Alexeyev poussa un soupir rageur. Le général avait raison, mais, pour la première fois, Pavel Leonidovitch Alexeyev avait commandé, réellement commandé, des hommes à la guerre et il l’avait bien fait, il en était sûr. Il avait été un bon commandant !

— Nous n’avons pas le temps de discuter. Vous avez votre mission et j’ai la mienne, reprit Bérégovoy.

— Vous connaissez la situation ?

— Tout à fait. Il y a un véhicule là derrière, pour vous reconduire au QG.

Alexeyev retint le pansement sur sa tête — Sergetov l’avait mal collé – et sortit par la porte de derrière du magasin, qui n’était plus qu’un trou béant. Un transport d’infanterie BMD était là, dont le moteur tournait. Alexeyev y monta et y trouva un infirmier qui s’empressa de soigner sa blessure. Alors que le véhicule démarrait, il écouta s’éloigner le fracas de la bataille. Il n’avait jamais rien entendu d’aussi triste.

BASE AÉRIENNE DE LANGLEY, VIRGINIE, USA

Rien ne valait une Distinguished Flying Cross pour faire le bonheur d’un aviateur et le commandant Nakamura se demanda si elle serait la première femme pilote de l’Air Force à en recevoir une. Sinon, tant pis. Elle avait enregistré sur bande ses trois Badgers et un pilote de l’aéronavale, qu’elle avait rencontré en Grande-Bretagne, lui avait dit qu’elle était un sacré pilote, pour quelqu’un de l’Air Force. Sur quoi elle lui avait rappelé que si les connards de pilotes de l’aéronavale l’avaient écoutée, leur base aérienne ne serait peut-être pas chez le rétameur. Jeu, set et partie, pensa-t-elle en riant, pour le commandant Amelia « Buns » Nakamura, USAF.

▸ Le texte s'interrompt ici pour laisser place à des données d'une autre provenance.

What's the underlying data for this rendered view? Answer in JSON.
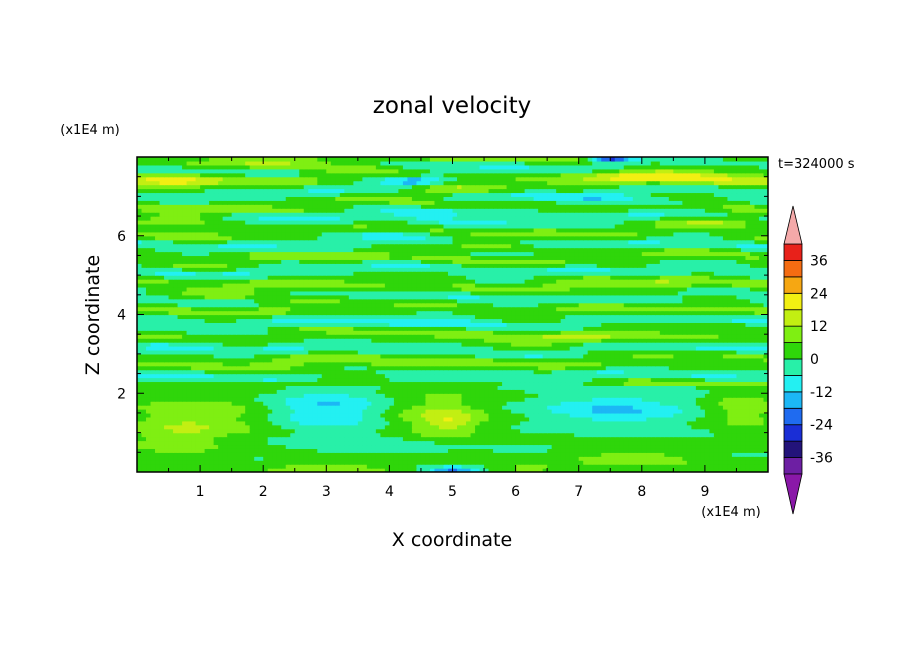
{
  "chart_data": {
    "type": "heatmap",
    "title": "zonal velocity",
    "xlabel": "X coordinate",
    "ylabel": "Z coordinate",
    "x_unit": "(x1E4 m)",
    "y_unit": "(x1E4 m)",
    "time_label": "t=324000 s",
    "xlim": [
      0,
      10
    ],
    "ylim": [
      0,
      8
    ],
    "x_ticks": [
      1,
      2,
      3,
      4,
      5,
      6,
      7,
      8,
      9
    ],
    "y_ticks": [
      2,
      4,
      6
    ],
    "colorbar": {
      "levels": [
        -36,
        -30,
        -24,
        -18,
        -12,
        -6,
        0,
        6,
        12,
        18,
        24,
        30,
        36
      ],
      "labels": [
        -36,
        -24,
        -12,
        0,
        12,
        24,
        36
      ],
      "colors": [
        "#6d1fa3",
        "#23137a",
        "#1a2ed6",
        "#1f6bf0",
        "#1cb7f5",
        "#23f0f2",
        "#28f0a8",
        "#2fd60a",
        "#7fef12",
        "#c2ef12",
        "#f2ef12",
        "#f6a712",
        "#f56c12",
        "#e8211a"
      ],
      "over_color": "#f4a9a9",
      "under_color": "#8a18a8"
    },
    "base_value": 1,
    "features": [
      {
        "x": 1.0,
        "z": 1.4,
        "sx": 1.1,
        "sz": 0.55,
        "v": 10
      },
      {
        "x": 0.6,
        "z": 0.8,
        "sx": 0.7,
        "sz": 0.4,
        "v": 7
      },
      {
        "x": 4.8,
        "z": 1.4,
        "sx": 0.75,
        "sz": 0.55,
        "v": 12
      },
      {
        "x": 5.0,
        "z": 1.3,
        "sx": 0.35,
        "sz": 0.25,
        "v": 6
      },
      {
        "x": 9.6,
        "z": 1.6,
        "sx": 0.55,
        "sz": 0.45,
        "v": 10
      },
      {
        "x": 3.0,
        "z": 1.6,
        "sx": 0.9,
        "sz": 0.5,
        "v": -14
      },
      {
        "x": 7.6,
        "z": 1.6,
        "sx": 1.2,
        "sz": 0.45,
        "v": -13
      },
      {
        "x": 3.8,
        "z": 0.7,
        "sx": 1.3,
        "sz": 0.3,
        "v": -5
      },
      {
        "x": 7.9,
        "z": 0.35,
        "sx": 0.9,
        "sz": 0.22,
        "v": 10
      },
      {
        "x": 3.1,
        "z": 0.1,
        "sx": 1.1,
        "sz": 0.15,
        "v": 9
      },
      {
        "x": 6.2,
        "z": 0.1,
        "sx": 0.6,
        "sz": 0.15,
        "v": 8
      },
      {
        "x": 5.0,
        "z": 0.05,
        "sx": 0.4,
        "sz": 0.1,
        "v": -20
      },
      {
        "x": 8.5,
        "z": 7.5,
        "sx": 1.6,
        "sz": 0.22,
        "v": 15
      },
      {
        "x": 0.5,
        "z": 7.4,
        "sx": 0.8,
        "sz": 0.2,
        "v": 14
      },
      {
        "x": 4.9,
        "z": 7.15,
        "sx": 0.8,
        "sz": 0.12,
        "v": 14
      },
      {
        "x": 4.4,
        "z": 7.4,
        "sx": 0.5,
        "sz": 0.12,
        "v": -20
      },
      {
        "x": 2.5,
        "z": 7.85,
        "sx": 1.6,
        "sz": 0.15,
        "v": 14
      },
      {
        "x": 7.5,
        "z": 7.95,
        "sx": 0.3,
        "sz": 0.08,
        "v": -25
      },
      {
        "x": 0.6,
        "z": 6.4,
        "sx": 0.8,
        "sz": 0.18,
        "v": 13
      },
      {
        "x": 9.3,
        "z": 6.4,
        "sx": 0.7,
        "sz": 0.15,
        "v": 12
      },
      {
        "x": 5.5,
        "z": 5.7,
        "sx": 0.7,
        "sz": 0.12,
        "v": 12
      },
      {
        "x": 5.0,
        "z": 6.6,
        "sx": 1.0,
        "sz": 0.15,
        "v": -11
      },
      {
        "x": 7.5,
        "z": 6.9,
        "sx": 1.2,
        "sz": 0.18,
        "v": -9
      },
      {
        "x": 3.8,
        "z": 6.1,
        "sx": 1.1,
        "sz": 0.15,
        "v": -6
      },
      {
        "x": 2.0,
        "z": 4.5,
        "sx": 1.6,
        "sz": 0.2,
        "v": 7
      },
      {
        "x": 6.8,
        "z": 3.4,
        "sx": 1.7,
        "sz": 0.2,
        "v": 7
      },
      {
        "x": 3.2,
        "z": 2.7,
        "sx": 1.6,
        "sz": 0.2,
        "v": 6
      },
      {
        "x": 8.0,
        "z": 4.7,
        "sx": 1.5,
        "sz": 0.2,
        "v": 6
      },
      {
        "x": 5.0,
        "z": 3.9,
        "sx": 1.5,
        "sz": 0.18,
        "v": -4
      },
      {
        "x": 1.3,
        "z": 3.3,
        "sx": 1.2,
        "sz": 0.18,
        "v": -4
      }
    ]
  }
}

Tous les F-15 qui pouvaient être convoyés de l’autre côté de l’Atlantique l’avaient été et maintenant elle avait une autre mission. Quatre seulement des Eagles de la 48e escadrille de chasseurs-intercepteurs étaient encore à Langley. Les autres étaient dispersés du haut en bas de la côte Atlantique, avec les deux pilotes qui étaient qualifiés pour les missiles ASAT anti-satellites. Dès qu’elle l’avait appris, elle avait sauté sur son téléphone et déclaré au Commandement spatial qu’elle était le pilote d’Eagle qui avait calculé le plan de vol de l’ASAT et pourquoi retirer un pilote de combat du front alors qu’elle pouvait accomplir la mission fort bien, merci.

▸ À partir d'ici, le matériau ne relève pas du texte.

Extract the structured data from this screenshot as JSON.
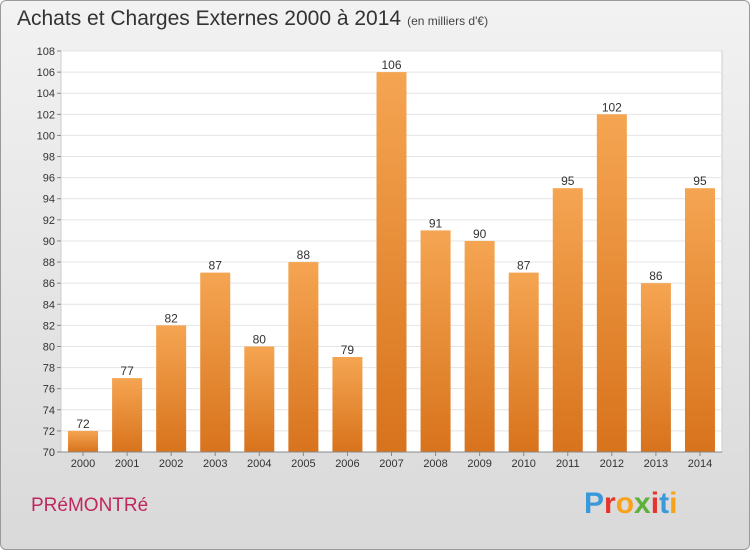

Elle s’assura que le vilain missile était correctement accroché dans son support aérien. Il avait été retiré de la réserve et ré-examiné par des experts. Buns secoua la tête. Il n’y avait eu qu’un seul essai réel du système avant que le moratoire suspende le projet. Un essai réussi, certes, mais un seul. Elle espéra que ça marcherait. La marine avait vraiment besoin de l’aide des lourdauds de l’aviation.

Le commandant termina sa ronde, en prenant tout son temps – son objectif n’était pas encore au-dessus de l’océan Indien – puis elle se boucla dans son Eagle, passa les mains sur ses commandes, régla son siège et programma finalement dans le système inertiel de navigation les chiffres peints sur le mur du hangar, pour que le chasseur sache où il était. Enfin, elle mit le contact. Son casque protégea ses oreilles du hurlement strident des deux moteurs Pratt et Whitney. Les aiguilles de ses cadrans se mirent dans la bonne position. Au-dessous d’elle, le chef d’équipe examina soigneusement l’appareil, puis il lui fit signe de rouler sur la piste. Six personnes y étaient, en arrière de la ligne rouge d’avertissement pour préserver leurs tympans du bruit. Toujours plaisant d’avoir un public, pensa-t-elle.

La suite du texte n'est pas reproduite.